A classical biologist examining this introduction would be convinced by now that it is inconceivable to consider a problem of this scale. After all we do not fully understand the consequences of a single mutation in important proteins such as BRACA1 or EGFR and whether the mutation might result in a loss of function or activation leading to either increased risk of cancer or improved drug response to specific therapies.
However, neither planes or computers have been built overnight. We see this problem as an engineering problem for the community (rather a single scientist). The pheno-geno challenge is achieved by decomposing the problem into smaller, more tractable problems. Each is solved using principled approches. In many cases these “small problems” formed mini-fields of computational biology. Our group and our close collaborators managed to make early and hopefully systematic contributions to many parts of assembling this puzzle.
For each sub-problem we list our own publications as well as pointers (two or three at most) to selected papers in this space. No attempt to provide full coverage is made.
The pheno-geno challenge in computational biology
Step 1: Sequence and assemble the genome of the organism.

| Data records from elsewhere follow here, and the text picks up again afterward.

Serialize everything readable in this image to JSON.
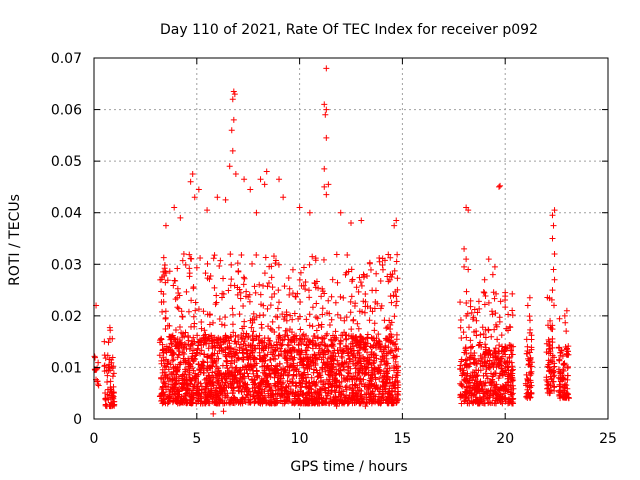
{
  "chart_data": {
    "type": "scatter",
    "title": "Day 110 of 2021, Rate Of TEC Index for receiver p092",
    "xlabel": "GPS time / hours",
    "ylabel": "ROTI / TECUs",
    "xlim": [
      0,
      25
    ],
    "ylim": [
      0,
      0.07
    ],
    "x_ticks": [
      "0",
      "5",
      "10",
      "15",
      "20",
      "25"
    ],
    "y_ticks": [
      "0",
      "0.01",
      "0.02",
      "0.03",
      "0.04",
      "0.05",
      "0.06",
      "0.07"
    ],
    "grid": true,
    "marker": "+",
    "color": "#ff0000",
    "activity_windows": [
      {
        "x_start": 0.0,
        "x_end": 0.25,
        "y_min": 0.0065,
        "y_max": 0.0165,
        "density": 12
      },
      {
        "x_start": 0.5,
        "x_end": 1.0,
        "y_min": 0.0025,
        "y_max": 0.019,
        "density": 70
      },
      {
        "x_start": 3.2,
        "x_end": 14.8,
        "y_min": 0.003,
        "y_max": 0.032,
        "density": 2600
      },
      {
        "x_start": 17.8,
        "x_end": 20.4,
        "y_min": 0.003,
        "y_max": 0.025,
        "density": 500
      },
      {
        "x_start": 21.0,
        "x_end": 21.3,
        "y_min": 0.004,
        "y_max": 0.02,
        "density": 60
      },
      {
        "x_start": 22.0,
        "x_end": 22.4,
        "y_min": 0.005,
        "y_max": 0.024,
        "density": 70
      },
      {
        "x_start": 22.6,
        "x_end": 23.1,
        "y_min": 0.004,
        "y_max": 0.021,
        "density": 90
      }
    ],
    "points": [
      {
        "x": 0.1,
        "y": 0.022
      },
      {
        "x": 0.05,
        "y": 0.0095
      },
      {
        "x": 6.8,
        "y": 0.0635
      },
      {
        "x": 6.85,
        "y": 0.063
      },
      {
        "x": 6.75,
        "y": 0.062
      },
      {
        "x": 6.8,
        "y": 0.058
      },
      {
        "x": 6.7,
        "y": 0.056
      },
      {
        "x": 6.75,
        "y": 0.052
      },
      {
        "x": 6.6,
        "y": 0.049
      },
      {
        "x": 6.9,
        "y": 0.0475
      },
      {
        "x": 7.3,
        "y": 0.0465
      },
      {
        "x": 11.3,
        "y": 0.068
      },
      {
        "x": 11.2,
        "y": 0.061
      },
      {
        "x": 11.3,
        "y": 0.06
      },
      {
        "x": 11.25,
        "y": 0.059
      },
      {
        "x": 11.3,
        "y": 0.0545
      },
      {
        "x": 11.2,
        "y": 0.0485
      },
      {
        "x": 11.2,
        "y": 0.045
      },
      {
        "x": 11.4,
        "y": 0.0455
      },
      {
        "x": 11.3,
        "y": 0.0435
      },
      {
        "x": 4.8,
        "y": 0.0475
      },
      {
        "x": 4.7,
        "y": 0.046
      },
      {
        "x": 5.1,
        "y": 0.0445
      },
      {
        "x": 4.9,
        "y": 0.043
      },
      {
        "x": 5.5,
        "y": 0.0405
      },
      {
        "x": 8.4,
        "y": 0.048
      },
      {
        "x": 8.1,
        "y": 0.0465
      },
      {
        "x": 8.3,
        "y": 0.0455
      },
      {
        "x": 7.6,
        "y": 0.0445
      },
      {
        "x": 9.0,
        "y": 0.0465
      },
      {
        "x": 9.2,
        "y": 0.043
      },
      {
        "x": 10.0,
        "y": 0.041
      },
      {
        "x": 10.5,
        "y": 0.04
      },
      {
        "x": 12.0,
        "y": 0.04
      },
      {
        "x": 12.5,
        "y": 0.038
      },
      {
        "x": 14.7,
        "y": 0.0385
      },
      {
        "x": 14.6,
        "y": 0.0375
      },
      {
        "x": 13.0,
        "y": 0.0385
      },
      {
        "x": 3.5,
        "y": 0.0375
      },
      {
        "x": 3.9,
        "y": 0.041
      },
      {
        "x": 4.2,
        "y": 0.039
      },
      {
        "x": 6.0,
        "y": 0.043
      },
      {
        "x": 6.4,
        "y": 0.0425
      },
      {
        "x": 7.9,
        "y": 0.04
      },
      {
        "x": 18.1,
        "y": 0.041
      },
      {
        "x": 18.2,
        "y": 0.0405
      },
      {
        "x": 19.7,
        "y": 0.045
      },
      {
        "x": 19.75,
        "y": 0.0452
      },
      {
        "x": 22.4,
        "y": 0.0405
      },
      {
        "x": 22.3,
        "y": 0.0395
      },
      {
        "x": 22.35,
        "y": 0.0375
      },
      {
        "x": 22.3,
        "y": 0.035
      },
      {
        "x": 22.4,
        "y": 0.032
      },
      {
        "x": 22.35,
        "y": 0.029
      },
      {
        "x": 22.4,
        "y": 0.027
      },
      {
        "x": 22.3,
        "y": 0.025
      },
      {
        "x": 18.0,
        "y": 0.033
      },
      {
        "x": 18.1,
        "y": 0.031
      },
      {
        "x": 18.2,
        "y": 0.029
      },
      {
        "x": 18.0,
        "y": 0.0295
      },
      {
        "x": 19.2,
        "y": 0.031
      },
      {
        "x": 19.5,
        "y": 0.0295
      },
      {
        "x": 19.4,
        "y": 0.028
      },
      {
        "x": 19.0,
        "y": 0.027
      },
      {
        "x": 20.0,
        "y": 0.0245
      },
      {
        "x": 21.2,
        "y": 0.0235
      },
      {
        "x": 21.1,
        "y": 0.022
      },
      {
        "x": 23.0,
        "y": 0.021
      },
      {
        "x": 22.9,
        "y": 0.02
      },
      {
        "x": 5.8,
        "y": 0.001
      },
      {
        "x": 6.3,
        "y": 0.0015
      },
      {
        "x": 11.8,
        "y": 0.0025
      },
      {
        "x": 13.2,
        "y": 0.0025
      }
    ]
  }
}
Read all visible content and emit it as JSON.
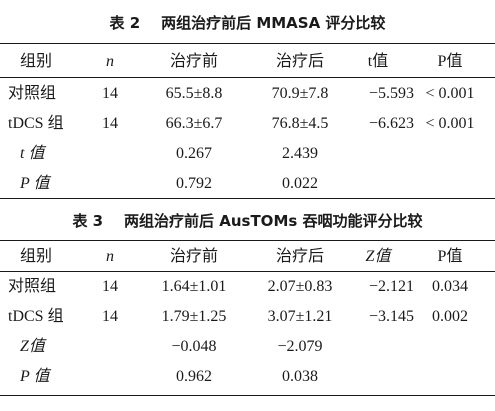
{
  "table2": {
    "caption_label": "表 2",
    "caption_text": "两组治疗前后 MMASA 评分比较",
    "headers": [
      "组别",
      "n",
      "治疗前",
      "治疗后",
      "t值",
      "P值"
    ],
    "rows": [
      [
        "对照组",
        "14",
        "65.5±8.8",
        "70.9±7.8",
        "−5.593",
        "< 0.001"
      ],
      [
        "tDCS 组",
        "14",
        "66.3±6.7",
        "76.8±4.5",
        "−6.623",
        "< 0.001"
      ]
    ],
    "stats": [
      {
        "label": "t 值",
        "before": "0.267",
        "after": "2.439"
      },
      {
        "label": "P 值",
        "before": "0.792",
        "after": "0.022"
      }
    ]
  },
  "table3": {
    "caption_label": "表 3",
    "caption_text": "两组治疗前后 AusTOMs 吞咽功能评分比较",
    "headers": [
      "组别",
      "n",
      "治疗前",
      "治疗后",
      "Z值",
      "P值"
    ],
    "rows": [
      [
        "对照组",
        "14",
        "1.64±1.01",
        "2.07±0.83",
        "−2.121",
        "0.034"
      ],
      [
        "tDCS 组",
        "14",
        "1.79±1.25",
        "3.07±1.21",
        "−3.145",
        "0.002"
      ]
    ],
    "stats": [
      {
        "label": "Z值",
        "before": "−0.048",
        "after": "−2.079"
      },
      {
        "label": "P 值",
        "before": "0.962",
        "after": "0.038"
      }
    ]
  }
}
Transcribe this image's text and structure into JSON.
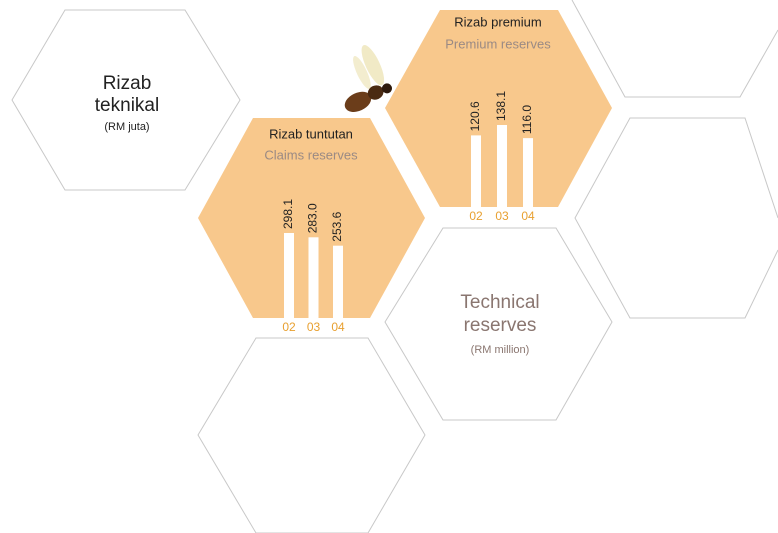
{
  "panels": {
    "malay": {
      "title": [
        "Rizab",
        "teknikal"
      ],
      "unit": "(RM juta)"
    },
    "english": {
      "title": [
        "Technical",
        "reserves"
      ],
      "unit": "(RM million)"
    }
  },
  "chart_data": [
    {
      "type": "bar",
      "title": "Rizab tuntutan",
      "subtitle": "Claims reserves",
      "categories": [
        "02",
        "03",
        "04"
      ],
      "values": [
        298.1,
        283.0,
        253.6
      ],
      "value_labels": [
        "298.1",
        "283.0",
        "253.6"
      ],
      "color": "#ffffff"
    },
    {
      "type": "bar",
      "title": "Rizab premium",
      "subtitle": "Premium reserves",
      "categories": [
        "02",
        "03",
        "04"
      ],
      "values": [
        120.6,
        138.1,
        116.0
      ],
      "value_labels": [
        "120.6",
        "138.1",
        "116.0"
      ],
      "color": "#ffffff"
    }
  ]
}
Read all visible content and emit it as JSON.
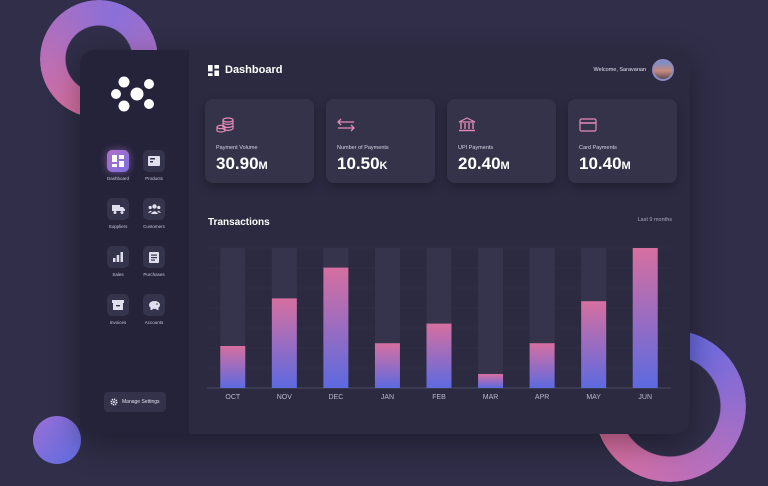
{
  "header": {
    "title": "Dashboard",
    "welcome": "Welcome, Saravanan"
  },
  "sidebar": {
    "items": [
      {
        "label": "Dashboard",
        "icon": "dashboard-icon",
        "active": true
      },
      {
        "label": "Products",
        "icon": "products-icon",
        "active": false
      },
      {
        "label": "Suppliers",
        "icon": "truck-icon",
        "active": false
      },
      {
        "label": "Customers",
        "icon": "customers-icon",
        "active": false
      },
      {
        "label": "Sales",
        "icon": "bar-chart-icon",
        "active": false
      },
      {
        "label": "Purchases",
        "icon": "receipt-icon",
        "active": false
      },
      {
        "label": "Invoices",
        "icon": "invoice-icon",
        "active": false
      },
      {
        "label": "Accounts",
        "icon": "piggy-bank-icon",
        "active": false
      }
    ],
    "settings_label": "Manage Settings"
  },
  "stats": [
    {
      "label": "Payment Volume",
      "value": "30.90",
      "unit": "M",
      "icon": "coins-icon"
    },
    {
      "label": "Number of Payments",
      "value": "10.50",
      "unit": "K",
      "icon": "transfer-arrows-icon"
    },
    {
      "label": "UPI Payments",
      "value": "20.40",
      "unit": "M",
      "icon": "bank-icon"
    },
    {
      "label": "Card Payments",
      "value": "10.40",
      "unit": "M",
      "icon": "credit-card-icon"
    }
  ],
  "transactions": {
    "title": "Transactions",
    "range_label": "Last 9 months"
  },
  "colors": {
    "accent_pink": "#d66fa0",
    "accent_blue": "#5d6ae0",
    "icon_pink": "#e58bb8"
  },
  "chart_data": {
    "type": "bar",
    "categories": [
      "OCT",
      "NOV",
      "DEC",
      "JAN",
      "FEB",
      "MAR",
      "APR",
      "MAY",
      "JUN"
    ],
    "values": [
      30,
      64,
      86,
      32,
      46,
      10,
      32,
      62,
      100
    ],
    "ylim": [
      0,
      100
    ],
    "grid": true
  }
}
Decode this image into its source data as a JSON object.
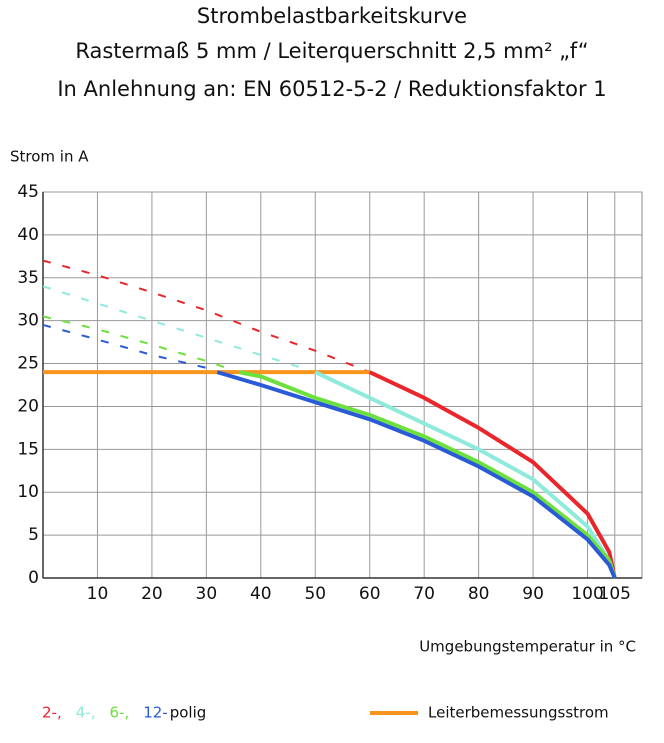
{
  "chart_data": {
    "type": "line",
    "title": "Strombelastbarkeitskurve",
    "subtitle": [
      "Rastermaß 5 mm / Leiterquerschnitt 2,5 mm² „f“",
      "In Anlehnung an: EN 60512-5-2 / Reduktionsfaktor 1"
    ],
    "y_label": "Strom in A",
    "x_label": "Umgebungstemperatur in  °C",
    "xlim": [
      0,
      110
    ],
    "ylim": [
      0,
      45
    ],
    "xticks": [
      10,
      20,
      30,
      40,
      50,
      60,
      70,
      80,
      90,
      100,
      105
    ],
    "yticks": [
      0,
      5,
      10,
      15,
      20,
      25,
      30,
      35,
      40,
      45
    ],
    "grid": true,
    "legend_suffix": "polig",
    "series": [
      {
        "name": "2-,",
        "color": "#e8262b",
        "solid_from": 60,
        "x": [
          0,
          10,
          20,
          30,
          40,
          50,
          60,
          70,
          80,
          90,
          100,
          104,
          105
        ],
        "values": [
          37,
          35.3,
          33.3,
          31.2,
          28.7,
          26.5,
          24,
          21,
          17.5,
          13.5,
          7.5,
          3,
          0
        ]
      },
      {
        "name": "4-,",
        "color": "#8eeadb",
        "solid_from": 50,
        "x": [
          0,
          10,
          20,
          30,
          40,
          50,
          60,
          70,
          80,
          90,
          100,
          104,
          105
        ],
        "values": [
          34,
          32,
          30,
          28,
          26,
          24,
          21,
          18,
          15,
          11.5,
          6,
          2,
          0
        ]
      },
      {
        "name": "6-,",
        "color": "#6ce03c",
        "solid_from": 36,
        "x": [
          0,
          10,
          20,
          30,
          36,
          40,
          50,
          60,
          70,
          80,
          90,
          100,
          104,
          105
        ],
        "values": [
          30.5,
          29,
          27.2,
          25.3,
          24,
          23.5,
          21,
          19,
          16.5,
          13.5,
          10,
          5,
          2,
          0
        ]
      },
      {
        "name": "12-",
        "color": "#2a5bd7",
        "solid_from": 32,
        "x": [
          0,
          10,
          20,
          30,
          32,
          40,
          50,
          60,
          70,
          80,
          90,
          100,
          104,
          105
        ],
        "values": [
          29.5,
          27.8,
          26,
          24.5,
          24,
          22.5,
          20.5,
          18.5,
          16,
          13,
          9.5,
          4.5,
          1.5,
          0
        ]
      }
    ],
    "reference": {
      "name": "Leiterbemessungsstrom",
      "color": "#f7941d",
      "x": [
        0,
        60
      ],
      "values": [
        24,
        24
      ]
    }
  }
}
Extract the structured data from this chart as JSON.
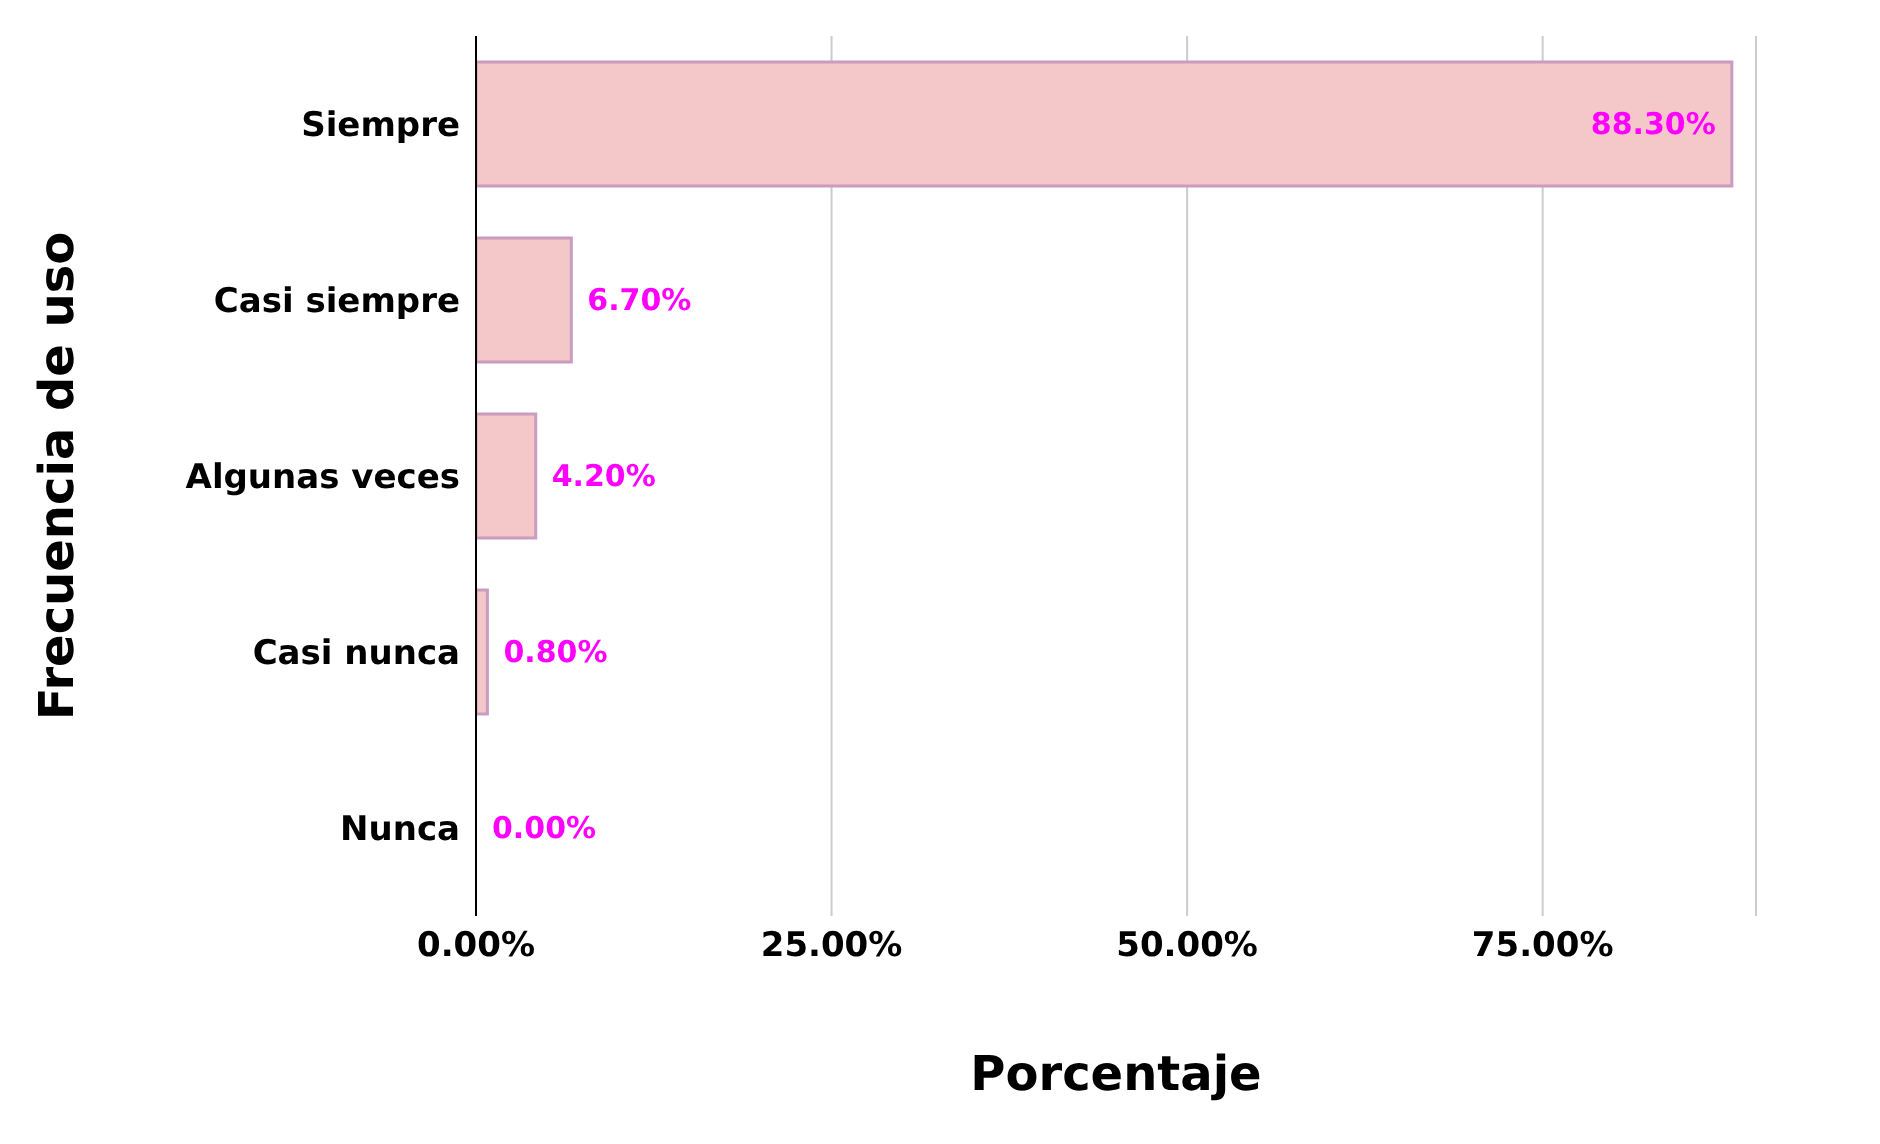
{
  "chart_data": {
    "type": "bar",
    "orientation": "horizontal",
    "xlabel": "Porcentaje",
    "ylabel": "Frecuencia de uso",
    "categories": [
      "Siempre",
      "Casi siempre",
      "Algunas veces",
      "Casi nunca",
      "Nunca"
    ],
    "values": [
      88.3,
      6.7,
      4.2,
      0.8,
      0
    ],
    "value_labels": [
      "88.30%",
      "6.70%",
      "4.20%",
      "0.80%",
      "0.00%"
    ],
    "color": "#f4c7c9",
    "xlim": [
      0,
      90
    ],
    "xticks": [
      {
        "value": 0,
        "label": "0.00%"
      },
      {
        "value": 25,
        "label": "25.00%"
      },
      {
        "value": 50,
        "label": "50.00%"
      },
      {
        "value": 75,
        "label": "75.00%"
      }
    ],
    "grid": "x",
    "legend": false
  }
}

Step 2: Identify the functional part list of the organism that includes protein coding genes (Gene Finding) and other functional or regulatory elements.
Step3: Decipher the biochemical and biological function of these functional elements. Deciphering the function of elements means producing a PREDICTIVE understanding of this function that ties the DNA sequence coding for families of functional elements and the phenotype changes induced by changes in the sequence.
Biological Networks: Function in normal conditions and pathology
Step 4: Identify how these functional elements interact with each other. More specifically, identify the protein-protein and regulatory modules which form the building blocks of the organism.
Step 5: Assemble these modules into coherent pathways or complex networks controlling the biology of the organism.
Step 6. Associate the parts, modules, pathways and networks with both biological and clinical phenotypes.
Step 7. Integrate available data and models to produce causal or probabilistic networks, mathematical models or logical rules that can answer complex queries about the organism and the relationship of its genome to the phenotypes.
Step 8. Produce systematic procedures and technologies for disrupting disease by augmenting or rewiring the biological networks aberrantly activated in disease.
For most of these problems we deploy the PREDICT-VALIDATE CYCLE that begins by building predictive models from available data, testing these predictions experimentally in the laboratory, augmenting the models and repeating the cycle.